- Polish mathematician Bartosz Naskrecki created a complex math problem for AI testing
- The problem took nearly 20 years to design and spanned 13 pages of detailed reasoning
- GPT-5.4 solved the problem correctly once in 11 attempts, surprising the mathematician
A Polish mathematician who once described artificial intelligence as “a very advanced calculator” has been left stunned after an AI model managed to solve a research-level mathematics problem he spent nearly two decades crafting. Bartosz Naskrecki, a mathematician at Adam Mickiewicz University in Poznań, had designed the complex challenge as part of the FrontierMath benchmark -- a set of extremely difficult problems intended to test the limits of artificial intelligence in advanced mathematics. The problem represented years of accumulated expertise and careful design, with a detailed solution spanning around 13 dense pages of mathematical reasoning.
The challenge was deliberately constructed to be exceptionally difficult. According to Naskrecki, even highly trained mathematicians at the PhD level might require weeks just to determine a potential approach. The problems in FrontierMath cover advanced areas such as number theory, topology, combinatorics, and algebraic geometry, fields where creativity and deep reasoning are essential.

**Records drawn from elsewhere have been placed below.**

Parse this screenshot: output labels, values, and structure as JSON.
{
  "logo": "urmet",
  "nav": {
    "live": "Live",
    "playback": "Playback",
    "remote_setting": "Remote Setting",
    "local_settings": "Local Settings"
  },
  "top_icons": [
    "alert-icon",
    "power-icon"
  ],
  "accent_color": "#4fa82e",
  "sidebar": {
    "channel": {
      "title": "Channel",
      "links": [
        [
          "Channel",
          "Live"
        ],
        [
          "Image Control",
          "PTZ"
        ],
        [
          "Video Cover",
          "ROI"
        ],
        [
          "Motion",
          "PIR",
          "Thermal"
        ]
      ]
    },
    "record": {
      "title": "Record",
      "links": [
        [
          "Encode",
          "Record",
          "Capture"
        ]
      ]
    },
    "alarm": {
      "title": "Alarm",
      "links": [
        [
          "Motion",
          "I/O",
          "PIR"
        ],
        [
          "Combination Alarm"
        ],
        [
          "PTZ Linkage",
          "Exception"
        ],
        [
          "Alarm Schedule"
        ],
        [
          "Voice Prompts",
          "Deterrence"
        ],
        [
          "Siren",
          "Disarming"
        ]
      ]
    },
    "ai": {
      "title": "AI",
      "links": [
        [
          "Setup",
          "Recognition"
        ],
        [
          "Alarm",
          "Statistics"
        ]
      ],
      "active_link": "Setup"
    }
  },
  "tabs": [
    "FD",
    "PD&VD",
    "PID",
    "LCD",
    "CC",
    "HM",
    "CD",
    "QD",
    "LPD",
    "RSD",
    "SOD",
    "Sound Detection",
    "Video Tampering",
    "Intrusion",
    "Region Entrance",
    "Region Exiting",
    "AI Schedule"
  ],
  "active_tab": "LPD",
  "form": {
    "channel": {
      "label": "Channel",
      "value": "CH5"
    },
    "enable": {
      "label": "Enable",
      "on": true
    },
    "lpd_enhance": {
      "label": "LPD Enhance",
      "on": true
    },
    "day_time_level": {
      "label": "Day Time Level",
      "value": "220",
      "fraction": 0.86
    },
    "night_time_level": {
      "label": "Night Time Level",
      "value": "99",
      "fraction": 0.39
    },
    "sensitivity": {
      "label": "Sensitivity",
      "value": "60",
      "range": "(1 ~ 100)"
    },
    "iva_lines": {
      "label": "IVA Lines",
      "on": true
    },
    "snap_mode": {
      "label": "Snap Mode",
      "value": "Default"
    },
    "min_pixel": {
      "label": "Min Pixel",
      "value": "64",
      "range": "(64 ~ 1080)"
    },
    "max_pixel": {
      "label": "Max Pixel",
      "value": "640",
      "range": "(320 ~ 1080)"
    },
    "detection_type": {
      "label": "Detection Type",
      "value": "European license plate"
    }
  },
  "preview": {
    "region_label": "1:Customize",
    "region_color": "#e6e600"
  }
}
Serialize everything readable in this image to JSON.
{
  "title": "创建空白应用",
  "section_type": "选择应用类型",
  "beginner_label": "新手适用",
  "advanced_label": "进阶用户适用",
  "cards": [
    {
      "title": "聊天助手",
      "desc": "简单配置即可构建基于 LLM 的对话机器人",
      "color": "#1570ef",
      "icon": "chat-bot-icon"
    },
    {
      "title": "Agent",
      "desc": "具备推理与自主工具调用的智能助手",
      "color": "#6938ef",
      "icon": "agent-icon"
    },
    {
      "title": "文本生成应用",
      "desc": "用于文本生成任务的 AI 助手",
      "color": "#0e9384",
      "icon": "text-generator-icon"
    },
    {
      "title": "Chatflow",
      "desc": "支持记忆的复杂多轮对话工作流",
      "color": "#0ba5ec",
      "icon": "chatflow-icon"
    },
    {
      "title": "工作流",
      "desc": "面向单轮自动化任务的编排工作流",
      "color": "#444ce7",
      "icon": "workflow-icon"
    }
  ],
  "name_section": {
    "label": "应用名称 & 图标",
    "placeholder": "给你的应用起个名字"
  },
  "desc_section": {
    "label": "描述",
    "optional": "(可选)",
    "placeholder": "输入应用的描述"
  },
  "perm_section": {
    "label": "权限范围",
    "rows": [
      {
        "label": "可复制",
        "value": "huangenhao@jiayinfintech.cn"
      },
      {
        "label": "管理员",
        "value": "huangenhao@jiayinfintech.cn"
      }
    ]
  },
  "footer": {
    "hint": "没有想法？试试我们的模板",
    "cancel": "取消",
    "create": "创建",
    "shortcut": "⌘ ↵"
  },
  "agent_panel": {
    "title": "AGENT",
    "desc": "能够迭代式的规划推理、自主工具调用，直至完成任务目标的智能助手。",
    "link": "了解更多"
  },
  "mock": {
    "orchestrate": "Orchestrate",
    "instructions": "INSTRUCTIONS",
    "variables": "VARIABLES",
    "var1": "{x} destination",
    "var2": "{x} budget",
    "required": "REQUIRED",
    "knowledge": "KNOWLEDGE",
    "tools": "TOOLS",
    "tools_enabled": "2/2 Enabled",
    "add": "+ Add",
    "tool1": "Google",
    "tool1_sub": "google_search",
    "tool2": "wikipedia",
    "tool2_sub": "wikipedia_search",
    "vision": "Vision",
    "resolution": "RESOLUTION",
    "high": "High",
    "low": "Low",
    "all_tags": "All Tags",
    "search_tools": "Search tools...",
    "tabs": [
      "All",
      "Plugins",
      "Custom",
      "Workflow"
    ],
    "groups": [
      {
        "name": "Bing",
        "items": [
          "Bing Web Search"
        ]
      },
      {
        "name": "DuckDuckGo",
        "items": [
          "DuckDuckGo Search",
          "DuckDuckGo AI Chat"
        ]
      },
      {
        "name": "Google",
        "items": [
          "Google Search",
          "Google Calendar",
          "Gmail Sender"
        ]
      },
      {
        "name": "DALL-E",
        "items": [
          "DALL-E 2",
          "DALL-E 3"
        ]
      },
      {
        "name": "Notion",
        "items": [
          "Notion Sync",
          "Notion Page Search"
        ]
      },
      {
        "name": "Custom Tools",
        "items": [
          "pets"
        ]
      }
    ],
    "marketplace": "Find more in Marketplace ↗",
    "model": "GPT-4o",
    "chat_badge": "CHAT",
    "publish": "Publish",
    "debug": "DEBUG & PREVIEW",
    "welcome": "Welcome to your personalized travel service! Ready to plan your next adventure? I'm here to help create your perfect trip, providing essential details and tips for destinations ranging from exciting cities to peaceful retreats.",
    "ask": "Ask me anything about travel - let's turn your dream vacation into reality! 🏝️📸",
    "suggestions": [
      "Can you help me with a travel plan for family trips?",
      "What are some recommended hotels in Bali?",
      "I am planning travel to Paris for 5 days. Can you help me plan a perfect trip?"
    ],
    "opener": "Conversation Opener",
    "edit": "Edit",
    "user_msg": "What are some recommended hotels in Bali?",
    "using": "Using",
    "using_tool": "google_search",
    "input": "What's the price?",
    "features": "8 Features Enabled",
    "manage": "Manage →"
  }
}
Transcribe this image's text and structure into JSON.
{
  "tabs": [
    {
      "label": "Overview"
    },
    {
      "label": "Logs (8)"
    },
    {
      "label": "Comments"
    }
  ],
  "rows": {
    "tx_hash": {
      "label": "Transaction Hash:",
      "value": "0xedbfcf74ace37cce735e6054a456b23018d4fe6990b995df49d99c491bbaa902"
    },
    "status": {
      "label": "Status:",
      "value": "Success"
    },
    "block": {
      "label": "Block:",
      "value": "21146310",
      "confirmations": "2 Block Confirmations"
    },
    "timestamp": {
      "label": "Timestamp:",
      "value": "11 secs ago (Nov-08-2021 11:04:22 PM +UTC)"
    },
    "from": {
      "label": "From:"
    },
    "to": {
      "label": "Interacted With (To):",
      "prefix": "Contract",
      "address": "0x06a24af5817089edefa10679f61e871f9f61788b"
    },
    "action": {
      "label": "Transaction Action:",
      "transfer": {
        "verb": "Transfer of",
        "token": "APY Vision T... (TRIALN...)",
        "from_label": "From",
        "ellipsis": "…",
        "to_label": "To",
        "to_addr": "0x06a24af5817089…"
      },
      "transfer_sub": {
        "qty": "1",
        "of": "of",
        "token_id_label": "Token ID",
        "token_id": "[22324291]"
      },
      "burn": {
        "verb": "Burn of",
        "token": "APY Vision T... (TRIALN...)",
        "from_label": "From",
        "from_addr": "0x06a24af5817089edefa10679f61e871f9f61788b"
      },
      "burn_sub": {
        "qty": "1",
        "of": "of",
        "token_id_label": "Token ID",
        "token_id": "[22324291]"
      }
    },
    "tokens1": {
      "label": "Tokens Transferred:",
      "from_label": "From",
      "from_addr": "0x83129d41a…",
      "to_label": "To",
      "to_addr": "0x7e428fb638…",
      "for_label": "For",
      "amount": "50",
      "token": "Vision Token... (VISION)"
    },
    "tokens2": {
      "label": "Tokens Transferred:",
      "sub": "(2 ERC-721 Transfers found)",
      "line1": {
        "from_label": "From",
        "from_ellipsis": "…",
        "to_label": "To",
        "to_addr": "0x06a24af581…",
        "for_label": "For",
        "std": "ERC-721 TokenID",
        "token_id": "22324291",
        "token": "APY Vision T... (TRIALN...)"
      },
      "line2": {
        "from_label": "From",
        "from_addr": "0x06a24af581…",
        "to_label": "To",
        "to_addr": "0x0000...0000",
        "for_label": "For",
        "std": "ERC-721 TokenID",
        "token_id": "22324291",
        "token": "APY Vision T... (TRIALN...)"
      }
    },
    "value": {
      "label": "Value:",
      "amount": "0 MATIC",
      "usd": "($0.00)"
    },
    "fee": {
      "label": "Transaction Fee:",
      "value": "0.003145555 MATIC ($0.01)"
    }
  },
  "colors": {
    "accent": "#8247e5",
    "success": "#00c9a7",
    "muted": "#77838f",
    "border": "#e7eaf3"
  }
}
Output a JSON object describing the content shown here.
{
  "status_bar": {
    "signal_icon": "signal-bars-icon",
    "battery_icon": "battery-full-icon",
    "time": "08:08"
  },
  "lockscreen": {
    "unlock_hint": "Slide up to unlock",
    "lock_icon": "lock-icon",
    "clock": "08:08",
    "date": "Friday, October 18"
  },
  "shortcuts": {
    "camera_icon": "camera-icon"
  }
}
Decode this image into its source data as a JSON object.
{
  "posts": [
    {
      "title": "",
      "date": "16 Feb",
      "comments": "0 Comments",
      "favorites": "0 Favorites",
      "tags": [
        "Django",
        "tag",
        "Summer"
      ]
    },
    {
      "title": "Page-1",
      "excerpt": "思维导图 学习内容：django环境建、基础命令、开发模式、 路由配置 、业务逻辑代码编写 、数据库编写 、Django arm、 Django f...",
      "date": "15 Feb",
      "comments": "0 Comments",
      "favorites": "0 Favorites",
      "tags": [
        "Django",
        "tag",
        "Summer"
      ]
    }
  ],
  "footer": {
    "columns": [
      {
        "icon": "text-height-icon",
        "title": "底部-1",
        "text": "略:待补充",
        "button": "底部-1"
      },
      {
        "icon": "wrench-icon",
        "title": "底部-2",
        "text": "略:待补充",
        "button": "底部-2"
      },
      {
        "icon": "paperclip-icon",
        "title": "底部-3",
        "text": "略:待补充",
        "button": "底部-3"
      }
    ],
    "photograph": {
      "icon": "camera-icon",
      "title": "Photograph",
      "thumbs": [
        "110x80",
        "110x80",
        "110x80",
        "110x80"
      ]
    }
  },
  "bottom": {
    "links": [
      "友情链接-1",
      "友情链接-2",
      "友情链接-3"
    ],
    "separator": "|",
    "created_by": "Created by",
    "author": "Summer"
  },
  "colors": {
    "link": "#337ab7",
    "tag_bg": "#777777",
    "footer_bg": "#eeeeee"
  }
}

For years, he believed such tasks were beyond the reach of artificial intelligence. In earlier comments about AI systems, he had argued that while they could perform complicated calculations, they lacked the conceptual understanding required for genuine mathematical discovery. "AI is still like a very advanced calculator," he had said previously.
However, recent testing delivered an unexpected result.
During experiments with a new model, GPT-5.4 attempted Naskrecki's problem multiple times. In 11 attempts, the system successfully produced a correct solution once. While the success rate was modest, the quality of the solution surprised the mathematician. For the researcher, the moment was both exciting and slightly unsettling.
"It finally happened—my personal move 37 or more. I am deeply impressed. The solution is very nice, clean, and feels almost human," the mathematician said on X after reviewing the result.
See the tweet here:
It finally happened-my personal move 37 or more. I am deeply impressed. The solution is very nice, clean, and feels almost human. While testing new models in the last few weeks, I felt this coming, but it's an eerie feeling to see an algorithm solve a task one has curated for… https://t.co/Enwz7dPYkL
— Bartosz Naskręcki (@nasqret) March 5, 2026
"While testing new models in the last few weeks, I felt this coming, but it's an eerie feeling to see an algorithm solve a task one has curated for about 20 years. But at least I have gained a tool that understands my idea on par with the top experts in the field. And I am now working on a completely new level. My singularity has just happened… and there is life on the other side, off to infinity," he added.
The development reflects the rapid improvement of AI reasoning systems. In recent months, advanced models have shown increasing capability in tackling research-grade mathematical problems that were previously thought to be decades away from automation.
However, experts say that AI is still far from replacing mathematicians. Many problems remain unsolved, and the systems often require multiple attempts, significant computing power, and human verification.